Keep Rene's Lights On

This is my request for assistance while I await approval on my disability application. I’ve added up all my anticipated expenses for six months; everything from house and utility payments, doctor visits and medications to toiletries and household supplies not covered by SNAP benefits. The total came to approximately $8,800. In the spirit of utilizing the energies of numerology and angel numbers, I am seeking $8,888 to carry me through another six months until I can establish some long-term financial stability.

My Story; How I reached today...

My life took a dramatic & drastic turn in December 2018 when my chronic back pain reached the point that I could no longer sleep, stand, sit or walk. I began a medical leave of absence from my job and started the process of getting the necessary referrals and appointments with the appropriate specialists. I was soon referred to a neurologist and spinal surgeon specialist.

A full round of x-rays and an MRI of my entire spine led to a diagnosis of degenerative disc disease. It also became clear the issue was not limited to my lower back. There were also affected discs in my neck that needed to be addressed immediately and before the lower back, lest I make a wrong move and end up paralyzed. So, by the end of February 2019, I was undergoing what would turn out to be the first of three spinal surgeries that year.

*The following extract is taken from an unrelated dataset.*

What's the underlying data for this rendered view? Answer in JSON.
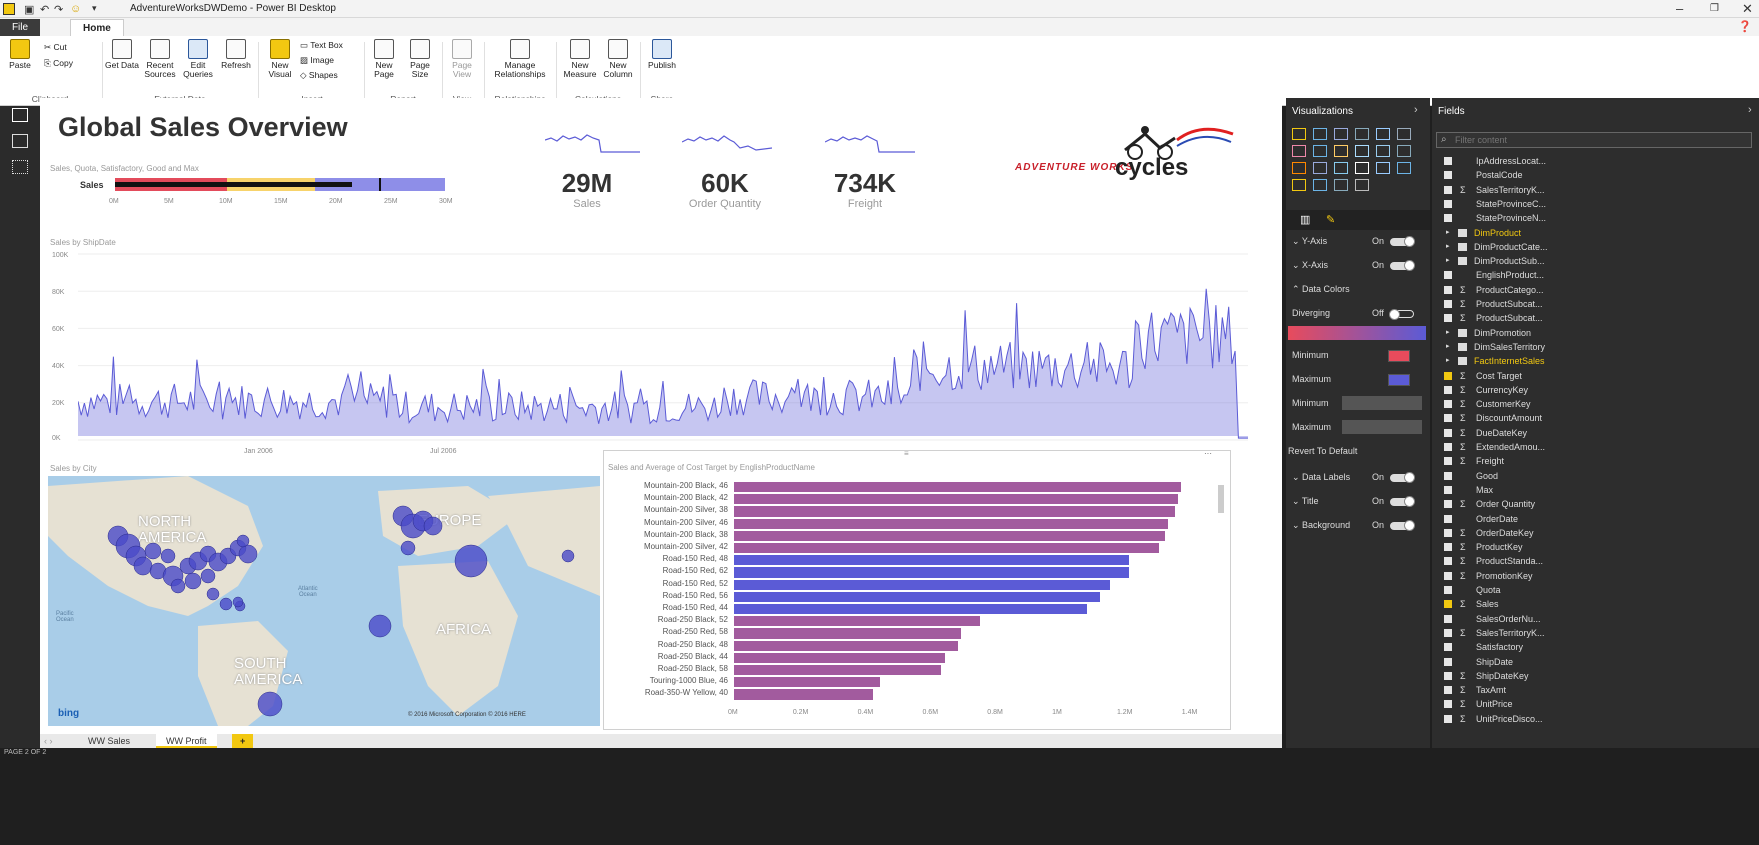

After the successful neck fusion surgery and a few days in the hospital, I was sent home to recover and rest until my scheduled lumbar fusion surgery in late April. I spent about a week in the hospital after the lumbar surgery before transferring to an in-patient physical rehabilitation facility where I would spend the next six weeks being medically monitored and medicated around the clock along with physical and occupational rehabilitation therapy six days a week.

In mid-June, my very introverted self was beyond ready to return to my comfortable, familiar home and my crew of four-legged children; to this point, it was the longest I’d ever been away from them. And after diligently working on my therapy exercises, with the aid of a walker, I independently navigated myself around the gym, completing enough laps that I was deemed fit to be released home to continue recovering with at-home care. The day I was released from the rehab facility, I didn’t feel well. But, I was so ready to get home and had been anything but impressed with the facility’s physicians that I foolishly ignored the ill feelings, chalking it up to anxiety and frustration at the aggravatingly long discharge process.

I was at home for less than a week. On June 25, after being too weak to move and unable to eat, my at-home nurse visited and found both my temperature and blood pressure to be exceedingly low and my pulse difficult to find. So I was taken to the emergency room where they immediately began working to rehydrate me and find a working vein that would allow them to determine what was happening to me. It was soon found that I was in septic shock, complete with jaundice and the beginnings of organ failure resulting from the contraction of MRSA in my surgical wound during my stay at the rehab facility.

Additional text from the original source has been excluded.